PoS - Proceedings of Science
Volume 410 - The 5th International Workshop on Deep Learning in Computational Physics (DLCP2021) - Short papers
The Preliminary Results on Analysis of TAIGA-IACT Images Using Convolutional Neural Networks
E. Gres* and A. Kryukov
Full text: pdf
Pre-published on: December 01, 2021
Published on: January 12, 2022
The imaging Cherenkov telescopes TAIGA-IACT, located in the Tunka valley of the republic Buryatia, accumulate a lot of data in a short period of time which must be efficiently and quickly analyzed. One of the methods of such analysis is the machine learning, which has proven its effectiveness in many technological and scientific fields in recent years.

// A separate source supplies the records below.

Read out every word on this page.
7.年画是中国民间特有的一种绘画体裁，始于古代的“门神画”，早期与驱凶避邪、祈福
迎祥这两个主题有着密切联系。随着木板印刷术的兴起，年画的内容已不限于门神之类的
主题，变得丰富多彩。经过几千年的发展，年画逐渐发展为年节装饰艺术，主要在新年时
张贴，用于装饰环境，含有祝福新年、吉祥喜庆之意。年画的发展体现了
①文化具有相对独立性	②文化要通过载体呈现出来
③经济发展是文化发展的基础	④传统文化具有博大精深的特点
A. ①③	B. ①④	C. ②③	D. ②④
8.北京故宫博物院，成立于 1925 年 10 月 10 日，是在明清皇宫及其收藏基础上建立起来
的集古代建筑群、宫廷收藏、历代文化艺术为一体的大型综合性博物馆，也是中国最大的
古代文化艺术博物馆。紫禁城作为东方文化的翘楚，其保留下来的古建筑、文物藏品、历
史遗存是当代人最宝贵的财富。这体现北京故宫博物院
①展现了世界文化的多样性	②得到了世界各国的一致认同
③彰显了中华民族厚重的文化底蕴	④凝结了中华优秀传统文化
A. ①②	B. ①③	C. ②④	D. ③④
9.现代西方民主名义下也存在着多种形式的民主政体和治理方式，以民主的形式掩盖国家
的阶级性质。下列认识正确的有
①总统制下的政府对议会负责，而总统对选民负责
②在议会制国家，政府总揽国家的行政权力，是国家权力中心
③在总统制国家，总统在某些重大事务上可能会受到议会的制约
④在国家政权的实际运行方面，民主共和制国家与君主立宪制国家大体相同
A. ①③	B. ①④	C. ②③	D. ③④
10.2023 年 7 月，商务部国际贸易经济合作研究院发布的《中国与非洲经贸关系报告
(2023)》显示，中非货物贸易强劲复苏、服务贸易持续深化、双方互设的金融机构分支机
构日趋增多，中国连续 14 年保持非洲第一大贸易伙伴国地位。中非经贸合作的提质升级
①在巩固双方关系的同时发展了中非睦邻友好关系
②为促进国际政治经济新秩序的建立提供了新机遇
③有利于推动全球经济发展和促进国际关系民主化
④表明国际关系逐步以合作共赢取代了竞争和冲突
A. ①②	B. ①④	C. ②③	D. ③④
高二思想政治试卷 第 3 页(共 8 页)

The aim of the work is to study the possibility of the machine learning application to solve the tasks set for TAIGA-IACT: the identification of the primary particle of cosmic rays and reconstruction their physical parameters. In the work the method of Convolutional Neural Networks (CNN) was applied to process and analyze Monte-Carlo events simulated with CORSIKA. Also various CNN architectures for the processing were considered. It has been demonstrated that this method gives good results in the determining the type of primary particles of Extensive Air Shower (EAS) and the reconstruction of gamma-rays energy. The results are significantly improved in the case of stereoscopic observations.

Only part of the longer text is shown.